Wall, Cicely went right to bed the minute we got home; and she never eat a mite of supper, only drinked a cup of tea, and thanked me so pretty for bringin' it to her.
And there was such a sad and helpless, and sort of a outraged, look in her pretty brown eyes, some as a noble animal might have, who wus at bay with the cruel hunters all round it. And so I told Josiah after I went down-stairs.
And the boy overheard me, and asked me 87 questions about “a animal at bay,” and what kind of a bay it was—was it the bay to a barn? or on the water? or—
Oh my land! my land! How I did suffer!
But Cicely grew worse fast, from that very day. She seemed to run right down.

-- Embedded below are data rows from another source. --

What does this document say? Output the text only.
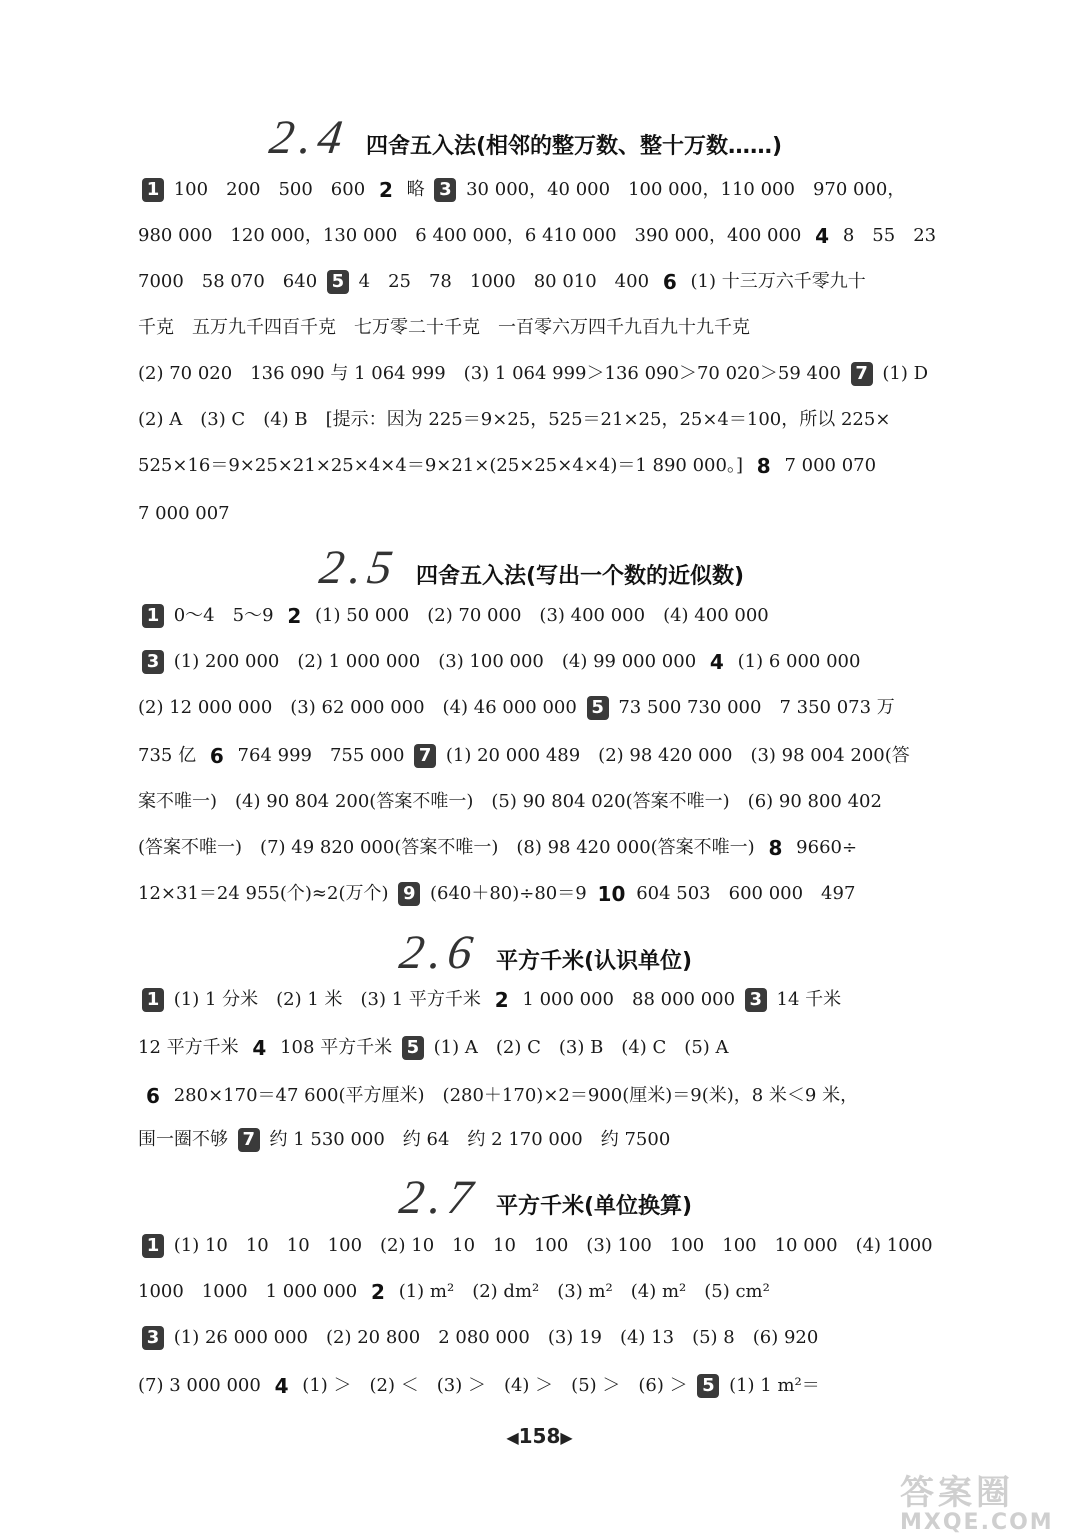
2.4 四舍五入法(相邻的整万数、整十万数……)
1 100　200　500　600 2 略 3 30 000，40 000　100 000，110 000　970 000，
980 000　120 000，130 000　6 400 000，6 410 000　390 000，400 000 4 8　55　23
7000　58 070　640 5 4　25　78　1000　80 010　400 6 (1) 十三万六千零九十
千克　五万九千四百千克　七万零二十千克　一百零六万四千九百九十九千克
(2) 70 020　136 090 与 1 064 999　(3) 1 064 999＞136 090＞70 020＞59 400 7 (1) D
(2) A　(3) C　(4) B　[提示：因为 225＝9×25，525＝21×25，25×4＝100，所以 225×
525×16＝9×25×21×25×4×4＝9×21×(25×25×4×4)＝1 890 000。] 8 7 000 070
7 000 007
2.5 四舍五入法(写出一个数的近似数)
1 0～4　5～9 2 (1) 50 000　(2) 70 000　(3) 400 000　(4) 400 000
3 (1) 200 000　(2) 1 000 000　(3) 100 000　(4) 99 000 000 4 (1) 6 000 000
(2) 12 000 000　(3) 62 000 000　(4) 46 000 000 5 73 500 730 000　7 350 073 万
735 亿 6 764 999　755 000 7 (1) 20 000 489　(2) 98 420 000　(3) 98 004 200(答
案不唯一)　(4) 90 804 200(答案不唯一)　(5) 90 804 020(答案不唯一)　(6) 90 800 402
(答案不唯一)　(7) 49 820 000(答案不唯一)　(8) 98 420 000(答案不唯一) 8 9660÷
12×31＝24 955(个)≈2(万个) 9 (640＋80)÷80＝9 10 604 503　600 000　497
2.6 平方千米(认识单位)
1 (1) 1 分米　(2) 1 米　(3) 1 平方千米 2 1 000 000　88 000 000 3 14 千米
12 平方千米 4 108 平方千米 5 (1) A　(2) C　(3) B　(4) C　(5) A
6 280×170＝47 600(平方厘米)　(280＋170)×2＝900(厘米)＝9(米)，8 米＜9 米，
围一圈不够 7 约 1 530 000　约 64　约 2 170 000　约 7500
2.7 平方千米(单位换算)
1 (1) 10　10　10　100　(2) 10　10　10　100　(3) 100　100　100　10 000　(4) 1000
1000　1000　1 000 000 2 (1) m²　(2) dm²　(3) m²　(4) m²　(5) cm²
3 (1) 26 000 000　(2) 20 800　2 080 000　(3) 19　(4) 13　(5) 8　(6) 920
(7) 3 000 000 4 (1) ＞　(2) ＜　(3) ＞　(4) ＞　(5) ＞　(6) ＞ 5 (1) 1 m²＝
◀158▶
答案圈
MXQE.COM
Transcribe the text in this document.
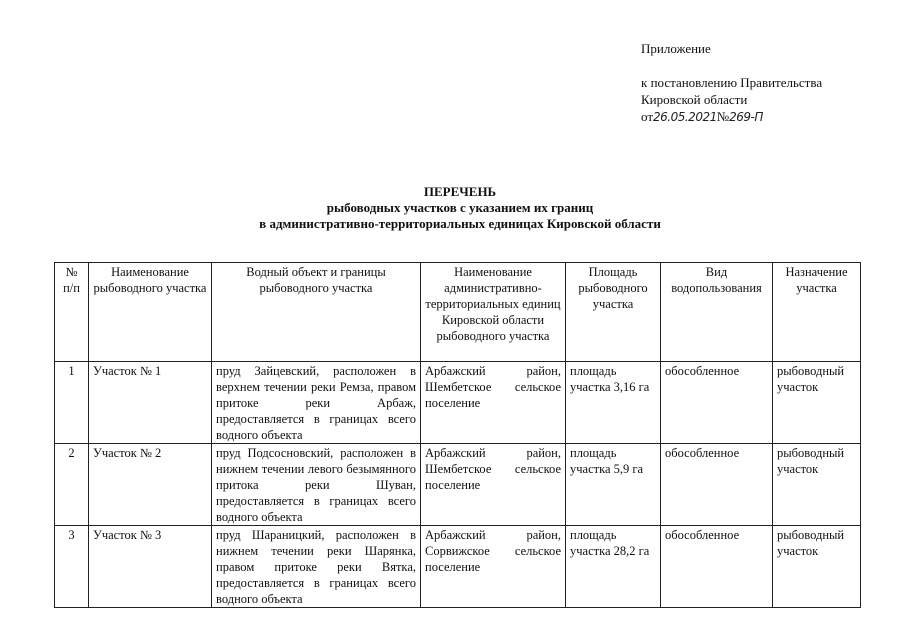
Приложение
к постановлению Правительства
Кировской области
от26.05.2021№269-П
ПЕРЕЧЕНЬ
рыбоводных участков с указанием их границ
в административно-территориальных единицах Кировской области
№ п/п	Наименование рыбоводного участка	Водный объект и границы рыбоводного участка	Наименование административно-территориальных единиц Кировской области рыбоводного участка	Площадь рыбоводного участка	Вид водопользования	Назначение участка
1	Участок № 1	пруд Зайцевский, расположен в верхнем течении реки Ремза, правом притоке реки Арбаж, предоставляется в границах всего водного объекта	Арбажский район, Шембетское сельское поселение	площадь участка 3,16 га	обособленное	рыбоводный участок
2	Участок № 2	пруд Подсосновский, расположен в нижнем течении левого безымянного притока реки Шуван, предоставляется в границах всего водного объекта	Арбажский район, Шембетское сельское поселение	площадь участка 5,9 га	обособленное	рыбоводный участок
3	Участок № 3	пруд Шараницкий, расположен в нижнем течении реки Шарянка, правом притоке реки Вятка, предоставляется в границах всего водного объекта	Арбажский район, Сорвижское сельское поселение	площадь участка 28,2 га	обособленное	рыбоводный участок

One day Cicely had been worryin' dretfully all the forenoon about the boy. And I declare, it seemed so pitiful to hear her talk and forebode about him, with her face lookin' so wan and white, and her big eyes so sorrowful lookin', as if they was lookin' onto all the sadness and trouble of the world, and couldn't help herself—such a sort of a hopeless look, and lovin' and broken-hearted, that it was all I could do to stand it without breakin' right down, and cry in' with her.
But I knew her state, and held firm. And she went over all the old grounds agin to me, that she had foreboded on; and I went over all the old grounds of soothing agin and agin.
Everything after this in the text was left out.